CAP TODAY Pathology/Laboratory Medicine/Laboratory Management
Matthew Geller, DO
Elie Traer, MD, PhD
Jennifer Dunlap, MD
November 2015—CAP TODAY and the Association for Molecular Pathology have teamed up to bring molecular case reports to CAP TODAY readers. AMP members write the reports using clinical cases from their own practices that show molecular testing’s important role in diagnosis, prognosis, and treatment. Case report No. 9, which begins here, comes from the Divisions of Hematopathology and Hematology and Medical Oncology and the Knight Cancer Institute, Oregon Health & Science University. If you would like to submit a case report, please send email to the AMP at amp@amp.org. For more information about the AMP and all previously published case reports, visit www.amp.org.
The 2008 World Health Organization diagnostic criteria for chronic myelomonocytic leukemia (CMML) integrate peripheral blood and bone marrow findings, including morphologic and chromosomal abnormalities. Notably, there is no single pathognomonic finding specific to CMML,1,2 and it is important to exclude secondary causes of monocytosis (Fig. 1). Diagnostic difficulty is often encountered in cases in which a technically challenging bone marrow biopsy limits appropriate morphologic evaluation or in cases in which clinical and histologic features do not clearly meet diagnostic criteria.
Fig. 1. WHO diagnostic criteria for CMML
- Persistent peripheral blood monocytosis > 1 × 109/L.
- No Philadelphia chromosome or BCR-ABL1 fusion gene.
- No rearrangements of PDGFRA, PDGFRB, or FGFR1.
- Less than 20 percent blasts (includes promonocytes and monoblasts) in blood and bone marrow.
- Dysplasia in one or more myeloid lineages. If dysplasia is absent or minimal, diagnosis of CMML can be made if other requirements are met and:
- an acquired clonal cytogenetic or molecular genetic abnormality is present;
- monocytosis has persisted for at least three months; and
- all other causes of monocytosis have been excluded.

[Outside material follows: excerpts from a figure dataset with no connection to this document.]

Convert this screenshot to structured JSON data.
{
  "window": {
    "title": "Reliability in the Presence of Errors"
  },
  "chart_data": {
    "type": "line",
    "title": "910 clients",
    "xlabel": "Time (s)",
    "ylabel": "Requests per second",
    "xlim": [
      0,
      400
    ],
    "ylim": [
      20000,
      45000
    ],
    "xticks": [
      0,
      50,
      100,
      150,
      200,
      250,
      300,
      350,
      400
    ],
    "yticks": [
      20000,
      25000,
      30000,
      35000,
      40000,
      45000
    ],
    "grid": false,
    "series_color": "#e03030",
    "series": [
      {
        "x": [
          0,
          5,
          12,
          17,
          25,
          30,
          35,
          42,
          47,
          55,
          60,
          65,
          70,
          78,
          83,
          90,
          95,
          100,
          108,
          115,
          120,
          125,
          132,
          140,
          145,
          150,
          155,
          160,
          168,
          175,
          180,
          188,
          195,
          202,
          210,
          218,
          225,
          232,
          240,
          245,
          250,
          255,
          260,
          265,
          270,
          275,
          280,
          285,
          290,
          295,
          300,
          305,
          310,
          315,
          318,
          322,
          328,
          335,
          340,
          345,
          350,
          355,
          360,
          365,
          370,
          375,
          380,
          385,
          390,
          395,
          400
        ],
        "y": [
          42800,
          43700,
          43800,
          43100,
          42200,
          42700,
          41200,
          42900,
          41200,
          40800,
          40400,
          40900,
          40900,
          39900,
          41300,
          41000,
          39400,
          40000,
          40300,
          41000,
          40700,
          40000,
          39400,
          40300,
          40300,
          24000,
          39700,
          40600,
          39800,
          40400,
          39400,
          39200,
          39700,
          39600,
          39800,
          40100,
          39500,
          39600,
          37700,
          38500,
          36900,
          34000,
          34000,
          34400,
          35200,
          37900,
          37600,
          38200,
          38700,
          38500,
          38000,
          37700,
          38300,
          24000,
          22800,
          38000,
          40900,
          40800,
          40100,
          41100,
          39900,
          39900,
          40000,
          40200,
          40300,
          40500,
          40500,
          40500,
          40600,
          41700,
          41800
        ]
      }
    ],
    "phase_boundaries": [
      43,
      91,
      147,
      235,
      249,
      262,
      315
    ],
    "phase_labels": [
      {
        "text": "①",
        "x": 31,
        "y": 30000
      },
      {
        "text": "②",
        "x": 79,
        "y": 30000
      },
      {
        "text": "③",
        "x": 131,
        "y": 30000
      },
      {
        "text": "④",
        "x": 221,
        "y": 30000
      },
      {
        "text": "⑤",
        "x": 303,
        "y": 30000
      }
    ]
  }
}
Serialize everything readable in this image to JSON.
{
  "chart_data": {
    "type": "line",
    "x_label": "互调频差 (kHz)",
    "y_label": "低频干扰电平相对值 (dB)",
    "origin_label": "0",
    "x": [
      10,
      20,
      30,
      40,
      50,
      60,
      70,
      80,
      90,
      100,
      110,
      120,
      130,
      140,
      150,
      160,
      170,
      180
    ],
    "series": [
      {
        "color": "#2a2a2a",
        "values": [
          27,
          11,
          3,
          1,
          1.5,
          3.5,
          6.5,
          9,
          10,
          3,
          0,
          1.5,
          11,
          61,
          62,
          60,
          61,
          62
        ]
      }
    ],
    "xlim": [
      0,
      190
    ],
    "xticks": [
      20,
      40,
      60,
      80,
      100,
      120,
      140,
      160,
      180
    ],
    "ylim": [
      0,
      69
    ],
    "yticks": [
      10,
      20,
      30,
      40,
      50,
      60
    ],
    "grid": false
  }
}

In CMML, identifying a chromosomal abnormality can make it much easier to reach a diagnosis, particularly in cases where dysplasia is minimal or absent. However, cytogenetic abnormalities detected by metaphase karyotype or fluorescence in situ hybridization are seen in only about 30 percent of cases. Next-generation sequencing technology provides the ability to screen many potentially disease-associated genes for pathogenic mutations and is becoming increasingly important in identifying targeted therapies for patients. Furthermore, depending on the platform, NGS requires relatively little DNA (about 10–250 ng), has a lower limit of detection of about five percent, and can be performed in paraffin-embedded tissue. Here, we discuss the diagnostically challenging case of a man with an ambiguous clinical presentation and bone marrow biopsy whose diagnosis was aided by the use of targeted next-generation sequencing.
Case. The patient is a 65-year-old male with a history of type 2 diabetes mellitus, coronary artery disease, and a monoclonal gammopathy of unknown significance (MGUS) who presented with clinical deterioration including dyspnea, fatigue, abdominal bloating, and lower extremity edema. Over the past year he experienced an 80-pound weight loss with repeated episodes of pleural effusions, ascites, lymphadenopathy, anemia, splenomegaly, and intermittent leukocytosis. These episodes led to several prolonged hospitalizations without a unifying diagnosis. His clinical course was further complicated by a sudden retroperitoneal hemorrhage involving the left renal sack, with subsequent acute renal failure, fever of unknown origin, and failure to thrive.